Our study had limitations. First, including a matched control group of delayed vitrectomies in our study would have been ideal. This group would have served as a control to compare the advantages and disadvantages of early versus delayed vitrectomy. This way, our study would have been a case-control study rather than case series. Second, selection bias may exist as patients with the incomplete medical records were not included and a review of the results may lead to missing data.

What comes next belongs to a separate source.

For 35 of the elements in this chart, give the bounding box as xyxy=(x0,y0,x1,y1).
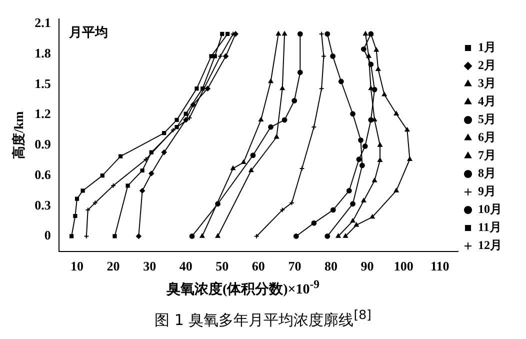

In conclusion, we report a large case series of OGI, with most having IOFBs and endophthalmitis. We observed that high zone injury, low initial BCVA, RD, and endophthalmitis are prognostic factors that predict the poor visual outcome of early vitrectomy. Furthermore, early vitrectomy may be beneficial to the clinical prognosis of OGI. Awareness of risk factors predicting the poor visual outcome may help while counselling patients with OGI, guiding clinical decision-making, and informing sight-saving interventions.

Summary

What was known before

  • The timing of vitrectomy is controversial and continues to be debated as an early versus delayed intervention. There are few reports on patients with open globe injury receiving early vitreoretinal surgery and, therefore, further investigation is warranted to understand the role of surgical timing and explore the effect of early versus late vitrectomy on postoperative visual acuity.

What this study adds

  • Early vitrectomy may be beneficial in predicting the clinical prognosis, which is significant for extending the cognition on the surgery timing. In addition, high zone injury, low initial visual acuity, retinal detachment, and endophthalmitis are prognostic factors linked to poor visual outcomes of early vitrectomy.